Be aware, however, that behind its seeming sobriety lie some subtleties. This isn’t crushed or mixed ice. Kakigori is made from a slab of ice which has been finely shaved (in fact, the English translation is shaved ice) using a mechanical ice shaver. It turns the giant ice cube into tiny flakes, inside which hides the key to success for this sweet treat.
This perfect summer dessert, which made its way to France a few months ago, actually has ancestral origins, as it is claimed to have been invented during the Heian period (794-1185). Back then, people used ice that was brought down from the Japanese mountains and into towns, before serving and flavouring the ice and serving it to the nobles of the period.
From high tables to street food stalls
Kakigori then gained in popularity over the years, and it can now be found on yatai, little Japanese street food stalls, as well as on restaurant tables and in the finest tea houses. Not to mention its growing success on Instagram, where the word kakigori has been hashtagged in almost 150,000 posts, each one more colourful than the last.
Although the base of the recipe remains the same, the ingredients used for the topping vary. Purists cover it with matcha tea syrup and red azuki, the beans that can be found in many different Japanese desserts; in this form, it takes the name Ujikintoki. However, those after a more indulgent dessert prefer the Shirokuma, which is topped with syrup made from mochi, little sticky rice cakes, and condensed milk or even whipped cream!

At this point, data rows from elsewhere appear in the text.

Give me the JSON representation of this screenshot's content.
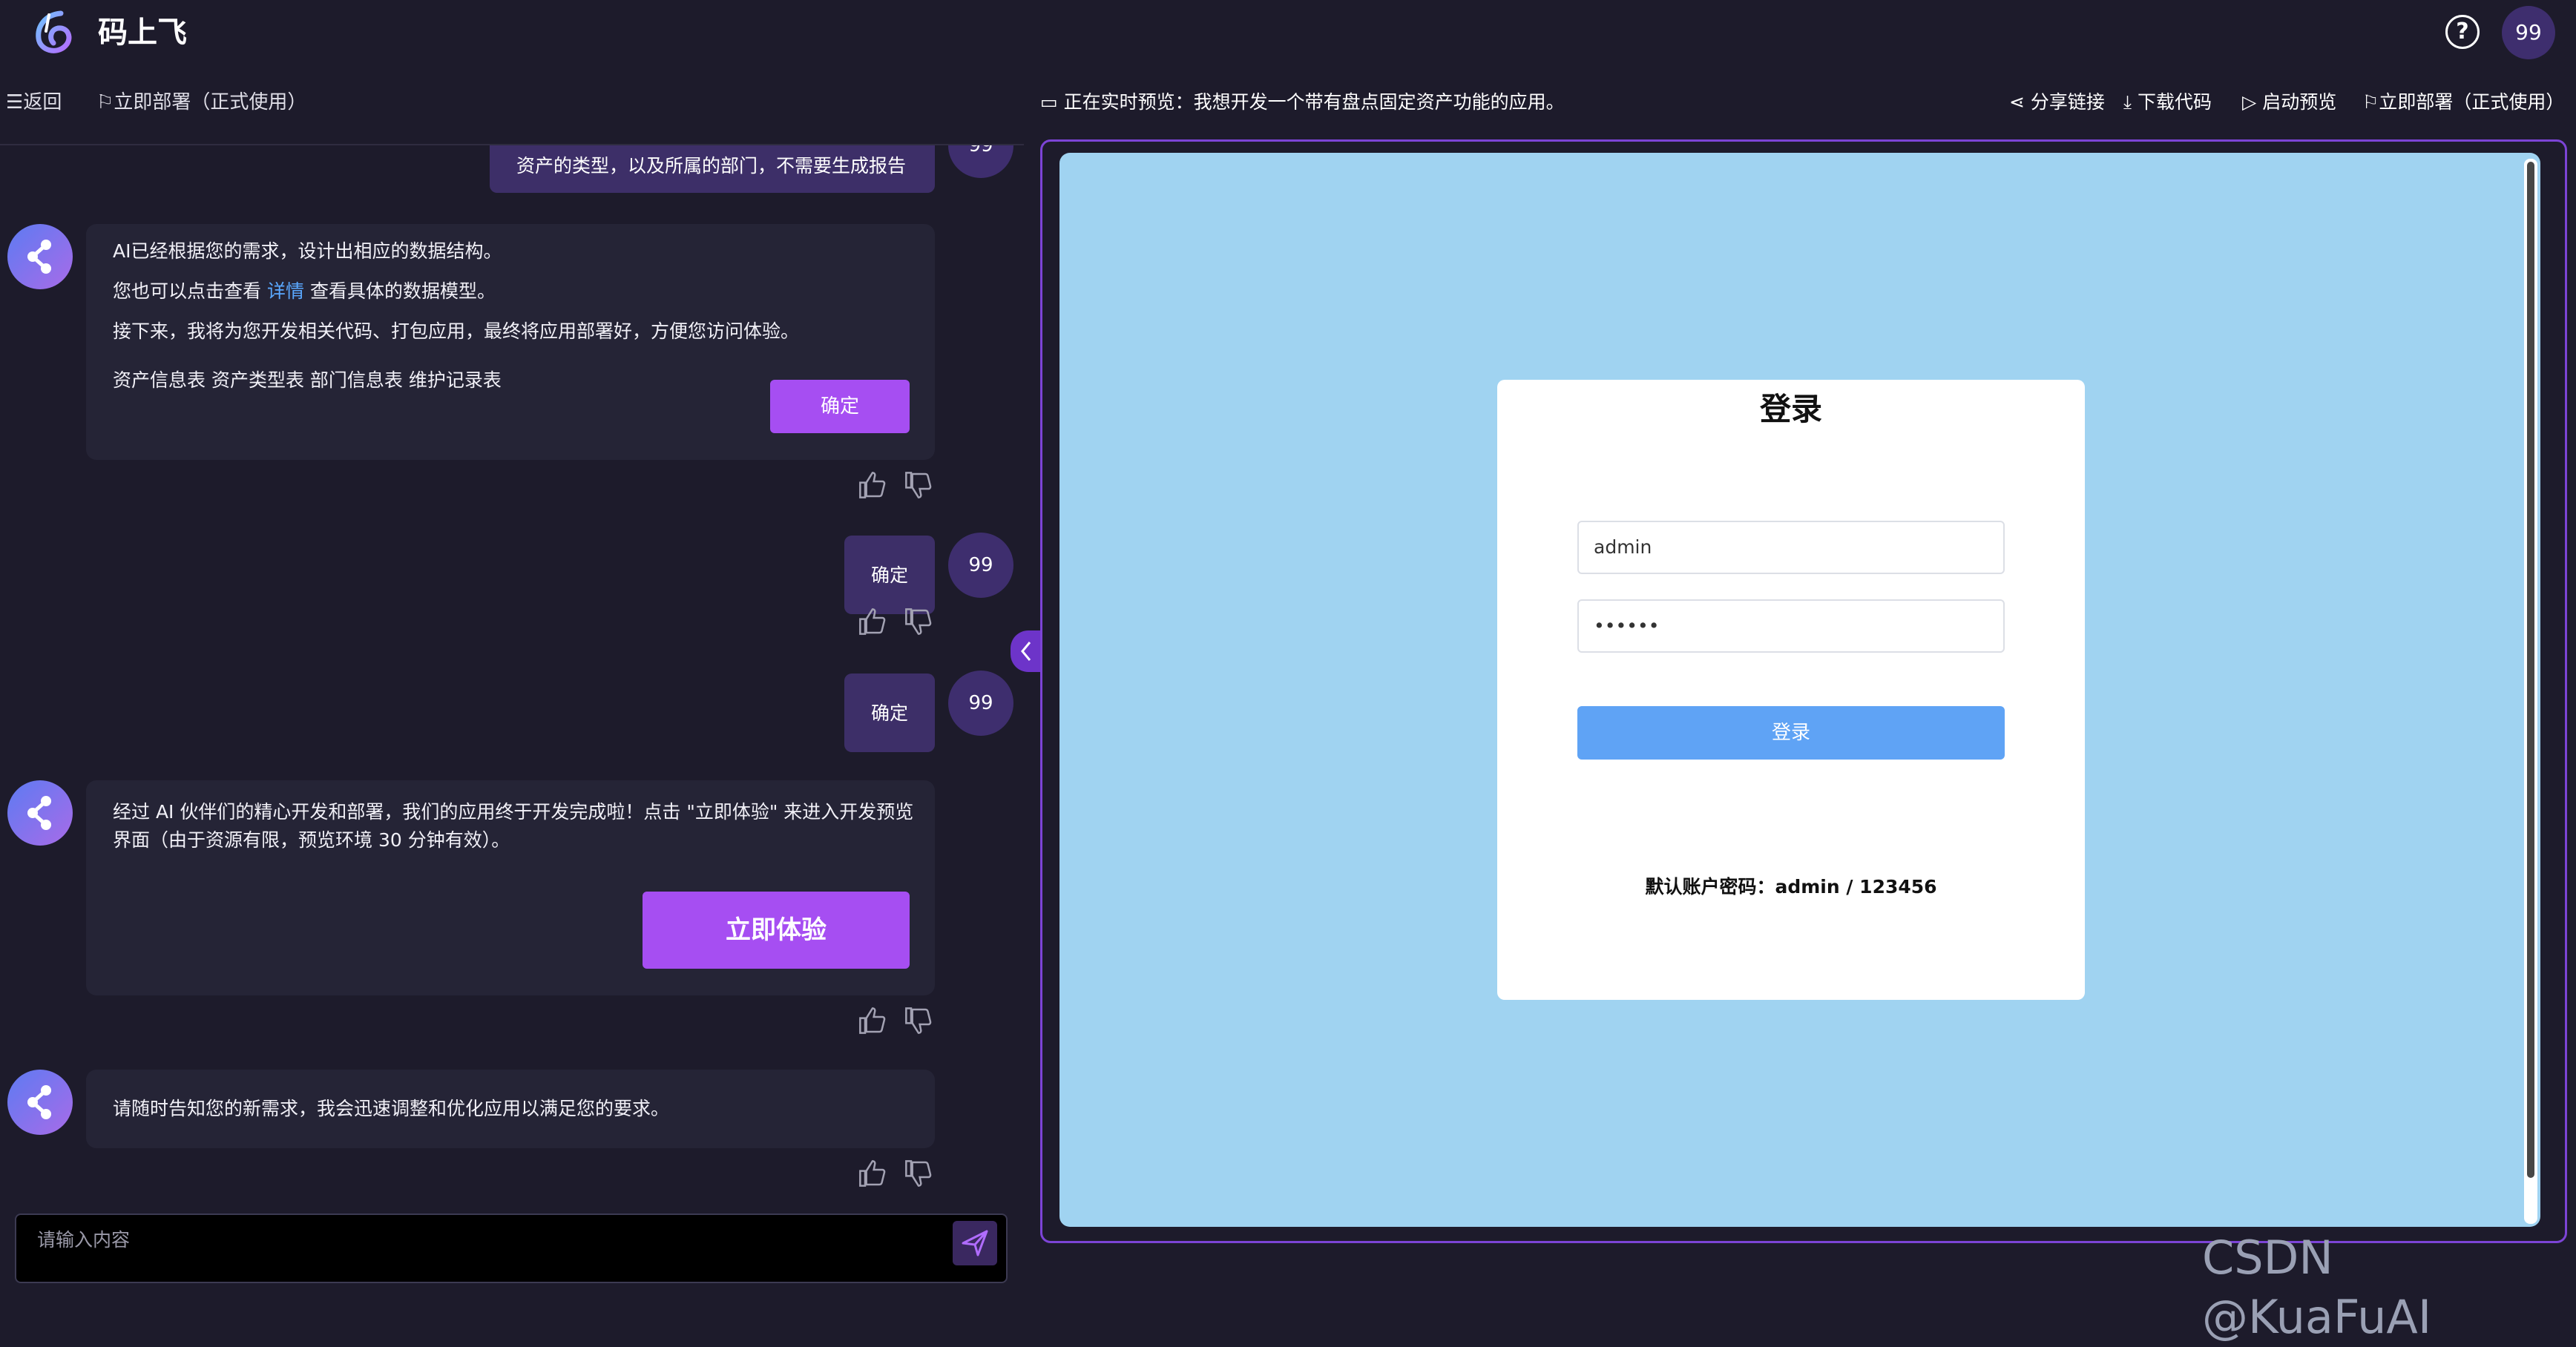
{
  "app": {
    "title": "码上飞",
    "help_icon": "?",
    "user_avatar": "99"
  },
  "left_toolbar": {
    "back": "返回",
    "deploy": "立即部署（正式使用）"
  },
  "chat": {
    "user_msg_1": "资产的类型，以及所属的部门，不需要生成报告",
    "user_avatar": "99",
    "ai_msg_1": {
      "line1": "AI已经根据您的需求，设计出相应的数据结构。",
      "line2_pre": "您也可以点击查看",
      "line2_link": "详情",
      "line2_post": "查看具体的数据模型。",
      "line3": "接下来，我将为您开发相关代码、打包应用，最终将应用部署好，方便您访问体验。",
      "tables": "资产信息表 资产类型表 部门信息表 维护记录表",
      "confirm": "确定"
    },
    "user_msg_2": "确定",
    "user_msg_3": "确定",
    "ai_msg_2": {
      "text": "经过 AI 伙伴们的精心开发和部署，我们的应用终于开发完成啦！点击 \"立即体验\" 来进入开发预览界面（由于资源有限，预览环境 30 分钟有效）。",
      "try_button": "立即体验"
    },
    "ai_msg_3": "请随时告知您的新需求，我会迅速调整和优化应用以满足您的要求。"
  },
  "input": {
    "placeholder": "请输入内容"
  },
  "preview_header": {
    "status": "正在实时预览：我想开发一个带有盘点固定资产功能的应用。",
    "share": "分享链接",
    "download": "下载代码",
    "launch": "启动预览",
    "deploy": "立即部署（正式使用）"
  },
  "login": {
    "title": "登录",
    "username": "admin",
    "password": "••••••",
    "button": "登录",
    "hint": "默认账户密码：admin / 123456"
  },
  "watermark": "CSDN @KuaFuAI",
  "colors": {
    "accent": "#a64ef2",
    "bg": "#1d1b2b",
    "preview_bg": "#a0d3f1",
    "login_btn": "#5fa3f5"
  }
}
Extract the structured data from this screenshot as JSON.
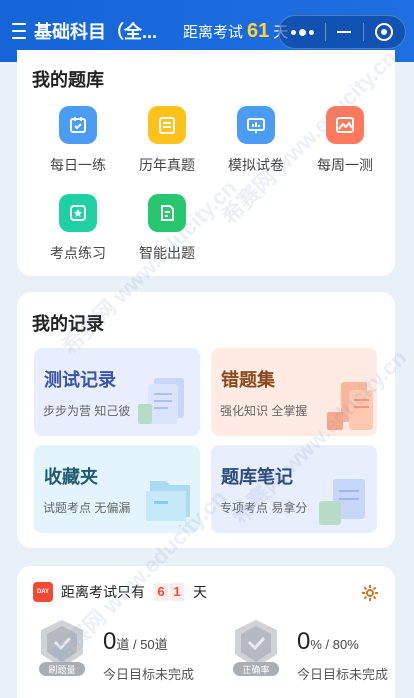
{
  "header": {
    "title": "基础科目（全...",
    "countdown_prefix": "距离考试",
    "countdown_days": "61",
    "countdown_suffix": "天"
  },
  "bank": {
    "title": "我的题库",
    "items": [
      {
        "label": "每日一练",
        "icon": "calendar-icon",
        "color": "#4b9cf5"
      },
      {
        "label": "历年真题",
        "icon": "document-icon",
        "color": "#ffc21a"
      },
      {
        "label": "模拟试卷",
        "icon": "chart-board-icon",
        "color": "#4b9cf5"
      },
      {
        "label": "每周一测",
        "icon": "image-icon",
        "color": "#ff7a5c"
      },
      {
        "label": "考点练习",
        "icon": "star-badge-icon",
        "color": "#1fd0a3"
      },
      {
        "label": "智能出题",
        "icon": "edit-doc-icon",
        "color": "#28c76f"
      }
    ]
  },
  "records": {
    "title": "我的记录",
    "tiles": [
      {
        "title": "测试记录",
        "sub": "步步为营 知己彼",
        "title_color": "#3a55a6",
        "bg": "#e9eefe"
      },
      {
        "title": "错题集",
        "sub": "强化知识 全掌握",
        "title_color": "#8a4a1e",
        "bg": "#feebe3"
      },
      {
        "title": "收藏夹",
        "sub": "试题考点 无偏漏",
        "title_color": "#1f5b73",
        "bg": "#e3f4fc"
      },
      {
        "title": "题库笔记",
        "sub": "专项考点 易拿分",
        "title_color": "#2a4a7a",
        "bg": "#e7eefc"
      }
    ]
  },
  "exam": {
    "prefix": "距离考试只有",
    "digits": [
      "6",
      "1"
    ],
    "suffix": "天",
    "calendar_label": "DAY",
    "stats": [
      {
        "value": "0",
        "unit_text": "道 / 50道",
        "sub": "今日目标未完成",
        "medal_label": "刷题量"
      },
      {
        "value": "0",
        "unit_text": "% / 80%",
        "sub": "今日目标未完成",
        "medal_label": "正确率"
      }
    ]
  },
  "watermark": "希赛网 www.educity.cn"
}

Enjoy a kakigori in France
So, where can you find the best kakigori in Paris? Chef Pierre Hermé gives them pride of place at Le Royal Monceau’s Bar Long, but the Parisian institute is without question Toraya, a Japanese tea house which has been including them on its summer menu for over 30 years. A special mention should also go to L’Hexagone Café, a coffee shop situated in the 14th arrondissement. Freshly prepared in front of the amazed customers, the kakigori are made here using a machine that the owners imported from Japan. To have a taste, you’ll need to keep an eye on the coffee shop’s Instagram account where, at the start of each week, they announce the coming dates when this star dessert will be served. Outside of the capital, head to Montpellier or La Grande-Motte, where Koori will delight lovers of Japanese desserts.